Legalizacja marihuany w Niemczech – wyciekły wstępne plany nowych przepisów, oburzeni aktywiści mówią o prohibicji 2.0, a rząd zaprzecza doniesieniom. Propozycje, nad którymi rzekomo pracuje niemiecki rząd wyciekły do opinii publicznej i budzą wiele kontrowersji. Aktywiści oraz działacze konopni uważają, że proponowane zmiany to tak naprawdę nowa wersja zakazu, co raz częściej pojawia się określenie prohibicja 2.0. Obawy powodują przede wszystkim proponowane limity THC wynoszące 10 oraz 15% w zależności od wieku konsumenta. Obawy wywołują również proponowane ilości ziela, jakie będzie można posiadać. Niemieccy politycy uspakajają jednak, że nie mają takich planów. W czym więc rzecz? Oto więcej informacji.
Legalizacja marihuany w Niemczech – wyciekły wstępne plany nowych przepisów, oburzeni aktywiści mówią o prohibicji 2.0
Legalizacja marihuany w Niemczech nabiera rozpędu. Stosunkowo niedawno tamtejszy minister finansów zapowiedział, że nowe prawo zacznie obowiązywać jeszcze w 2023. Teraz do opinii publicznej podano informację, o planowanych zmianach i nowych przepisach.
Niestety propozycje zmian przedstawione przez ministra zdrowia Karla Lauterbacha (SPD) nie są zadowalające i tak na prawdę nie doprowadzą do zniknięcia czarnego rynku.
Największe obawy niemieckiego ministra budzą limity THC, które miały by wynosić:
– 10% THC dla osób od 18 do 21 roku życia
– 15% THC dla osób powyżej 21 roku życia
Kolejnym niepokojącym zapisem nowej ustawy ma być limit posiadanie do 20. gramów suszu przez osobę dorosłą.
Oczywiście największe obawy powodują limity stężenia THC. Odmiany konopi indyjskich mają przeważnie stężenie powyżej 15%. Pozostaje też pytanie co z haszyszem oraz ekstraktami / koncentratami, które zawierają do ok. 80% THC. Co z odmianami powyżej 15%? Czy to wszystko nadal pozostanie na czarnym rynku i po za oficjalnym obiegiem?
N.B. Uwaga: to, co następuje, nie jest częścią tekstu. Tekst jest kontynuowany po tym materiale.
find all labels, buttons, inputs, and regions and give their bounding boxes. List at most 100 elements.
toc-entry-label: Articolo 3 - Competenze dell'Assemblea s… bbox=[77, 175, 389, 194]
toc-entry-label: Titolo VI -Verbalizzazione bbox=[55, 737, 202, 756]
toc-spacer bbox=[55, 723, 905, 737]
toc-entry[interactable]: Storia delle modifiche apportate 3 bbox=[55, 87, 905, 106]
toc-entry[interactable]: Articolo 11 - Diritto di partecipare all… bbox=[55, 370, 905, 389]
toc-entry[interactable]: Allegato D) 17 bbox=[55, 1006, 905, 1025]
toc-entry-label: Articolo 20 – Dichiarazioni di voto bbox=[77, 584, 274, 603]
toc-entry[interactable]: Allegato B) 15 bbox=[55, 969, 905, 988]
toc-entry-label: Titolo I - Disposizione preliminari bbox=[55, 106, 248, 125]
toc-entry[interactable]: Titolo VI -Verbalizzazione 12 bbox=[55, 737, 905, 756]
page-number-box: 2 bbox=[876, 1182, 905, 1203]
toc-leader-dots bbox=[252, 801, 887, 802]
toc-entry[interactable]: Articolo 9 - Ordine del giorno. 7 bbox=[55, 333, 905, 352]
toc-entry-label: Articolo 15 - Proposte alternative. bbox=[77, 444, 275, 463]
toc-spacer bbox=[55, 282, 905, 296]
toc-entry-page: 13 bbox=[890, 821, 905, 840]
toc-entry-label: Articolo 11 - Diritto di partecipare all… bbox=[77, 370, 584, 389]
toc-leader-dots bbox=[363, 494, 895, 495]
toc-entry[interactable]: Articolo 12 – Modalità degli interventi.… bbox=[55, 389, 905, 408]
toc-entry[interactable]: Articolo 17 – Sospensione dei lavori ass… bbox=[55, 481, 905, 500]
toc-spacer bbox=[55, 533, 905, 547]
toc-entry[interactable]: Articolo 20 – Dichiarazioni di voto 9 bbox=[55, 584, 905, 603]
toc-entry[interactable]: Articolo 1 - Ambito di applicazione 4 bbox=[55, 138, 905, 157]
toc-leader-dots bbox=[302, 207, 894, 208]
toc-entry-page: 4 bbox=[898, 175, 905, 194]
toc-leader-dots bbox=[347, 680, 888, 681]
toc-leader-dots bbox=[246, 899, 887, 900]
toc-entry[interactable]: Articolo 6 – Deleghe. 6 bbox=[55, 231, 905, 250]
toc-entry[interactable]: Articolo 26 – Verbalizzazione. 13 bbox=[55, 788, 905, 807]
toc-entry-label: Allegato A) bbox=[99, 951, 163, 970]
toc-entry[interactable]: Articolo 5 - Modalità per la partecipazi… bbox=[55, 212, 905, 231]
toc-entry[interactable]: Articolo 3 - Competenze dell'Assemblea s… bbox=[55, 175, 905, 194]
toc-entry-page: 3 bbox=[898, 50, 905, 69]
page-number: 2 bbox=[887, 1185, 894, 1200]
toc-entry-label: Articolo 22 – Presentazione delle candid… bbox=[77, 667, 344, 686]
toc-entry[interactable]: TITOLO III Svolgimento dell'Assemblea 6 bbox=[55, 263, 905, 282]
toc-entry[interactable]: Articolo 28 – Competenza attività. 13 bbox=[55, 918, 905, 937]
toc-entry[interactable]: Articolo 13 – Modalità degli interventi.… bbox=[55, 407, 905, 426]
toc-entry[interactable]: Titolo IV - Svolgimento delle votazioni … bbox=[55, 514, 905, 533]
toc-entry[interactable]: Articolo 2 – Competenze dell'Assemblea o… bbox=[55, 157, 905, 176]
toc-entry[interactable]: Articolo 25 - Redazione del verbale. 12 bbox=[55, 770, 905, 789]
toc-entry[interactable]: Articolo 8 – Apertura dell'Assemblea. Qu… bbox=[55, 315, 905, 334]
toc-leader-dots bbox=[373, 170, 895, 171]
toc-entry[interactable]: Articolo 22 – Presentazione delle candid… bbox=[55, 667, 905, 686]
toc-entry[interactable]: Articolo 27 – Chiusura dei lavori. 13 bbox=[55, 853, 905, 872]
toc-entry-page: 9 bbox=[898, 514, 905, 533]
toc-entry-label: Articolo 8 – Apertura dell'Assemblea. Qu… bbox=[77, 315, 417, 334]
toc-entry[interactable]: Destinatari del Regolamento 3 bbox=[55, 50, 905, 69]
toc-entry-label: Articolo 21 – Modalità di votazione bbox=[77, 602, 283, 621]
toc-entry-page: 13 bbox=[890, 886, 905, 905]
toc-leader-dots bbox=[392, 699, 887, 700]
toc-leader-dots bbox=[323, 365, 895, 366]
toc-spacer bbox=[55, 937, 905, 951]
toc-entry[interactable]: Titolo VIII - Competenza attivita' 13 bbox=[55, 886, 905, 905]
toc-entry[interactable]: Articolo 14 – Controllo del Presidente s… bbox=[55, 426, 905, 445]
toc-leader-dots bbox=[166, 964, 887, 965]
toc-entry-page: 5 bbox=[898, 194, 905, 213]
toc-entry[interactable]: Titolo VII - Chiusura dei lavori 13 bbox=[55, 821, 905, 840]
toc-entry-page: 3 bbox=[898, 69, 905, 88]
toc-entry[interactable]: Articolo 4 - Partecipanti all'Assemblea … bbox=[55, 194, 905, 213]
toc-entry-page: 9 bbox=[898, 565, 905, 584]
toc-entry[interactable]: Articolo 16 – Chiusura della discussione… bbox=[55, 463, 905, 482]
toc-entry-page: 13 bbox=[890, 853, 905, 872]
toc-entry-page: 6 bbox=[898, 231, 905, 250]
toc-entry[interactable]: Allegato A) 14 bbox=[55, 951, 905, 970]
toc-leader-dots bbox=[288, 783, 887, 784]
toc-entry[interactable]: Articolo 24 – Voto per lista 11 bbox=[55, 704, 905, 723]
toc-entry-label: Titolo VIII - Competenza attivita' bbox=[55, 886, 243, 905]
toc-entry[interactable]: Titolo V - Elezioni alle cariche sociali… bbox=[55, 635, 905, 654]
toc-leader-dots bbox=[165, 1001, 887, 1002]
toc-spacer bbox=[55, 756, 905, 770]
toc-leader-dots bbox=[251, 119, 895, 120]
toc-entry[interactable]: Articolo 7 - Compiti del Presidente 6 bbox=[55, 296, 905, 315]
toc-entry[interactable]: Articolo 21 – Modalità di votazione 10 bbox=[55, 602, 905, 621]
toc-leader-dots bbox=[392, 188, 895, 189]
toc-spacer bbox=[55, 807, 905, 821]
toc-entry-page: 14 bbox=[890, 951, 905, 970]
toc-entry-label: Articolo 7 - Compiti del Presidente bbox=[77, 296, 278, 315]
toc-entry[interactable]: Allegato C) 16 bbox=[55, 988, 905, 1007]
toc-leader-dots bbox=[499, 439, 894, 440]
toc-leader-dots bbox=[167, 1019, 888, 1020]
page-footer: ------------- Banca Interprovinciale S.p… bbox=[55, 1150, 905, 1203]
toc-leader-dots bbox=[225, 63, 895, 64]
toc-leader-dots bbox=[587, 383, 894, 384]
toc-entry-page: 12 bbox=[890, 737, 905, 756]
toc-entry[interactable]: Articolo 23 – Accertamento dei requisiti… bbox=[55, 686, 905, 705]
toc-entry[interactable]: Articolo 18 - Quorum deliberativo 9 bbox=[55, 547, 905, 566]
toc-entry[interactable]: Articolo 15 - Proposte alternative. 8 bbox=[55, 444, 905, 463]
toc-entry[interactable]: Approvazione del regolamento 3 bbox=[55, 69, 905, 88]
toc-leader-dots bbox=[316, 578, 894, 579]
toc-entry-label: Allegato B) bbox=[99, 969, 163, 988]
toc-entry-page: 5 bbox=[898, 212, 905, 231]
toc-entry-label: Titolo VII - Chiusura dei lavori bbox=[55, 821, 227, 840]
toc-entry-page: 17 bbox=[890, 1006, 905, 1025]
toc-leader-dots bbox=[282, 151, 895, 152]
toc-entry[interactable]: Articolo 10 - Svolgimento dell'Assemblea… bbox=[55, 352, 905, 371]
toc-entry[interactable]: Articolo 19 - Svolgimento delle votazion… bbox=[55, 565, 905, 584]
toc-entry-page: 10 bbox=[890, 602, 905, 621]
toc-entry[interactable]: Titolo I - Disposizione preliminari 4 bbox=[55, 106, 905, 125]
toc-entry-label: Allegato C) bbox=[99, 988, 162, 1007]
Trzeba pamiętać, że likwidacja czarnego rynku to jedno z głównych założeń planowanych zmian. Czy w proponowanej formie może sie to udać? Bardzo wątpliwe.
Nikt nie wprowadza limitu posiadanego piwa do jednej skrzynki
-komentuje Georg Wurth z niemieckiego stowarzyszenia konopi „Deutsche Hanf Verband”
Carmen Wegge, reprezentująca biorącą udział w pracach nad nowymi przepisami partię SPD uspakaja jednak, iż politycy zdają sobie sprawę z tego, że limit posiadania do 20. gramów suszu nie jest praktyczny chociażby z tego powodu, że zbiory z jednej rośliny są znacznie większe, a rząd chce zezwolić na uprawę 2 krzewów konopi.
Ministerstwo zaprzecza doniesieniom medialnym
Niemieckie Ministerstwo Zdrowia po doniesieniach natychmiast zorganizowało konferencję prasową, na której zaprzeczono tym doniesieniom.
Nie ma ani uzgodnionego dokumentu dotyczącego kluczowych zagadnień nowych przepisów, ani nie ma takiego dokumentu, który w tej sprawie wydało ministerstwo zdrowia. Skoordynowany dokument dotyczący kluczowych zagadnień nie jest jeszcze gotowy.
– usłyszeliśmy na konferencji prasowej, która odbyła się w środę.
Co ciekawe, niemiecki rząd oznajmił, że omawiane w niemieckich mediach dokumenty to nie jest oficjalny projekt ustawy, który jakimś cudem wyciekł do opinii publicznej z urzędu. Nie, niemiecki rząd twierdzi, że wspomniane dokumenty zostały przypadkowo znalezione w… parku, na ławce. Dokładnie tak, niemieccy politycy zaprzeczają jakoby dokument był rządowy i twierdzą, że został znaleziony w parku. Co w parku miałby robić projekt ustawy? tego juz nie mówią.
Wiele wskazuje, że jest to sprawdzanie nastrojów społecznych w kwestii nowych przepisów lub też po prostu fake news.